FARGO (KFGO) – Thirty-two years to the day, federal investigators announced charges Monday against a Libyan man accused of being a bomb-maker in the 1988 bombing of Pan Am Flight 103 over Lockerbie, Scotland that killed 270 people, including a young Fargo man.
The suspect, a former Libyan intelligence officer and an explosives expert, Abu Agela Masud Kheir Al-Marimi is not yet in U.S. custody and is currently in prison in Libya.
Steve Berrell, the 20-year-old son of Bob and Sally Berrell of Fargo, was part of a group of 35 students from New York’s Syracuse University who were returning from a trip to Europe when the aircraft exploded.
Bob Berrell told KFGO News, it was suspected for some time that the man now charged was one of those who were involved in the bombing. He said the death of their son is with them “every day” and he politely declined to comment further, a decision he and his wife made earlier.
ORIGINAL STORY:
WASHINGTON (REUTERS/KFGO) – The U-S has unsealed criminal charges against another suspect in the 1988 bombing of Pan Am Flight 103 over Lockerbie, Scotland that killed 270 people, mostly Americans. The 32-year anniversary of the bombing is Monday.
Among the victims of the terrorist bombing was 20-year old Steve Berrrel, the son of Bob and Sally Berrell of Fargo. Steve Berrell was with a group of 35 students from New York’s Syracuse University who were returning from a trip to Europe, just four days before Christmas.
The case will mark the second time Attorney General William Barr has overseen charges in connection with the bombing.
During Barr’s first stint as attorney general under President George H.W. Bush, the Justice Department indicted two Libyan Intelligence Agency operatives – Abdel Basset Ali Al-Megrahi and Lamen Khalifa Fhimah – for building a plastic bomb with a timer, hiding it inside a suitcase and planting it on an Air Malta flight.
The suitcase was eventually transferred to Pan Am Flight 103. “We will not rest until all those responsible are
brought to justice. We have no higher priority,” Barr said in 1991, at the time the indictment was unveiled. Parallel charges were also filed against the men in Scotland.
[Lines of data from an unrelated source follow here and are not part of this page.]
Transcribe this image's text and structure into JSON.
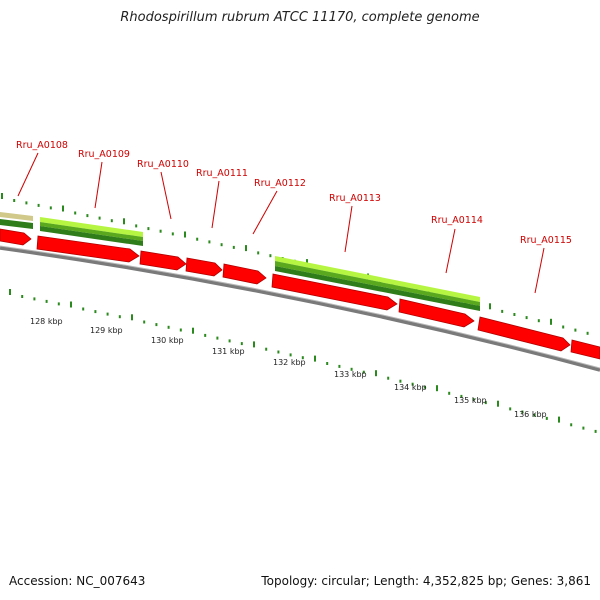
{
  "title": "Rhodospirillum rubrum ATCC 11170, complete genome",
  "footer": {
    "accession": "Accession: NC_007643",
    "summary": "Topology: circular; Length: 4,352,825 bp; Genes: 3,861"
  },
  "colors": {
    "cds": "#ff0000",
    "cds_dark": "#b00000",
    "gc_light": "#b6f542",
    "gc_mid": "#5aa81e",
    "gc_dark": "#2e7d1a",
    "tick": "#2b8a1e",
    "backbone": "#7a7a7a",
    "label": "#d00000"
  },
  "genes": [
    {
      "name": "Rru_A0108"
    },
    {
      "name": "Rru_A0109"
    },
    {
      "name": "Rru_A0110"
    },
    {
      "name": "Rru_A0111"
    },
    {
      "name": "Rru_A0112"
    },
    {
      "name": "Rru_A0113"
    },
    {
      "name": "Rru_A0114"
    },
    {
      "name": "Rru_A0115"
    }
  ],
  "ruler": [
    "128 kbp",
    "129 kbp",
    "130 kbp",
    "131 kbp",
    "132 kbp",
    "133 kbp",
    "134 kbp",
    "135 kbp",
    "136 kbp"
  ]
}
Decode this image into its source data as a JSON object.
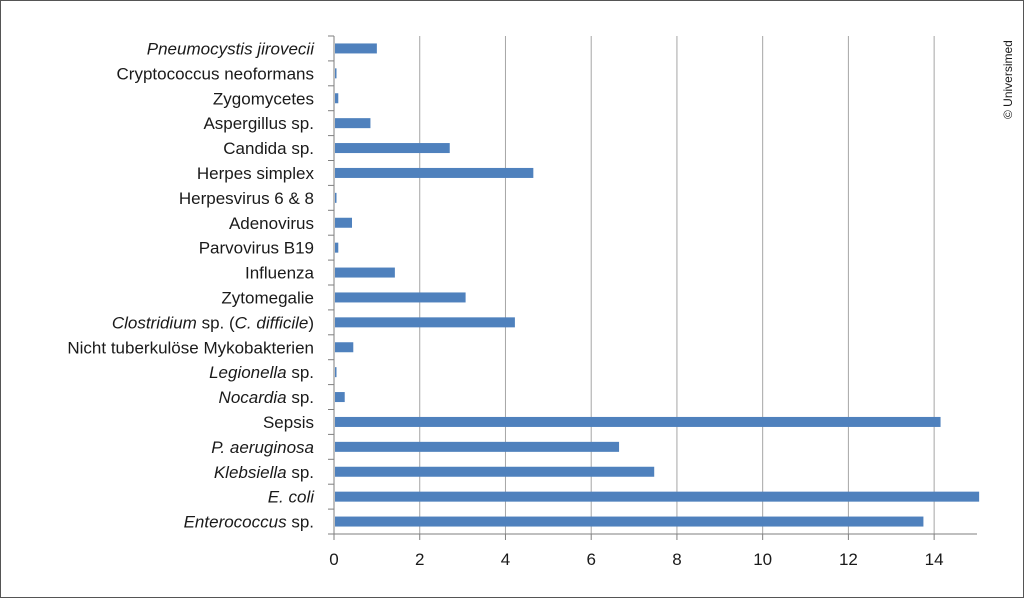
{
  "copyright": "© Universimed",
  "colors": {
    "bar": "#4f81bd",
    "grid": "#a6a6a6",
    "axis": "#7f7f7f"
  },
  "chart_data": {
    "type": "bar",
    "orientation": "horizontal",
    "categories": [
      "Pneumocystis jirovecii",
      "Cryptococcus neoformans",
      "Zygomycetes",
      "Aspergillus sp.",
      "Candida sp.",
      "Herpes simplex",
      "Herpesvirus 6 & 8",
      "Adenovirus",
      "Parvovirus B19",
      "Influenza",
      "Zytomegalie",
      "Clostridium sp. (C. difficile)",
      "Nicht tuberkulöse Mykobakterien",
      "Legionella sp.",
      "Nocardia sp.",
      "Sepsis",
      "P. aeruginosa",
      "Klebsiella sp.",
      "E. coli",
      "Enterococcus sp."
    ],
    "values": [
      1.0,
      0.05,
      0.1,
      0.85,
      2.7,
      4.65,
      0.05,
      0.42,
      0.1,
      1.42,
      3.07,
      4.22,
      0.45,
      0.05,
      0.25,
      14.15,
      6.65,
      7.47,
      15.05,
      13.75
    ],
    "xlim": [
      0,
      15
    ],
    "xticks": [
      "0",
      "2",
      "4",
      "6",
      "8",
      "10",
      "12",
      "14"
    ],
    "title": "",
    "xlabel": "",
    "ylabel": "",
    "grid": "vertical",
    "legend": "none"
  }
}
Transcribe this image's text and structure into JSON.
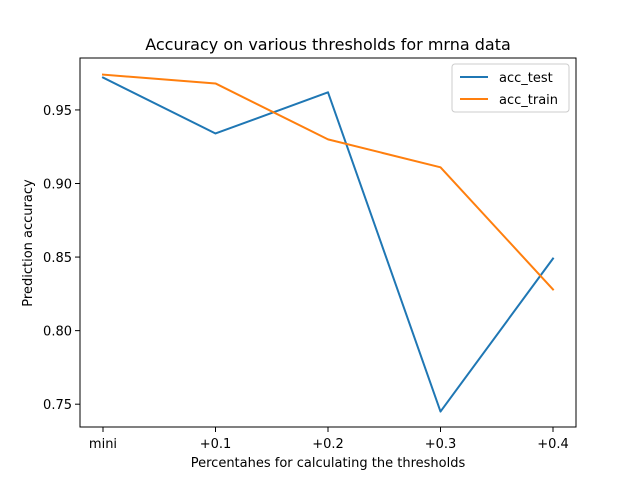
{
  "chart_data": {
    "type": "line",
    "title": "Accuracy on various thresholds for mrna data",
    "xlabel": "Percentahes for calculating the thresholds",
    "ylabel": "Prediction accuracy",
    "categories": [
      "mini",
      "+0.1",
      "+0.2",
      "+0.3",
      "+0.4"
    ],
    "yticks": [
      "0.75",
      "0.80",
      "0.85",
      "0.90",
      "0.95"
    ],
    "ytick_values": [
      0.75,
      0.8,
      0.85,
      0.9,
      0.95
    ],
    "ylim": [
      0.7345,
      0.9853
    ],
    "grid": false,
    "legend_position": "top-right",
    "series": [
      {
        "name": "acc_test",
        "color": "#1f77b4",
        "values": [
          0.972,
          0.934,
          0.962,
          0.745,
          0.849
        ]
      },
      {
        "name": "acc_train",
        "color": "#ff7f0e",
        "values": [
          0.974,
          0.968,
          0.93,
          0.911,
          0.828
        ]
      }
    ]
  }
}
Since then, only one person has been brought to justice.
Megrahi was found guilty in Scotland of the Lockerbie bombing in 2001. He was freed in 2009 on compassionate release grounds and returned to Libya because he had terminal cancer. He died in 2012.
His release back to Libya at the time infuriated the Justice Department, which had the indictment against him pending and was still investigating the bombing.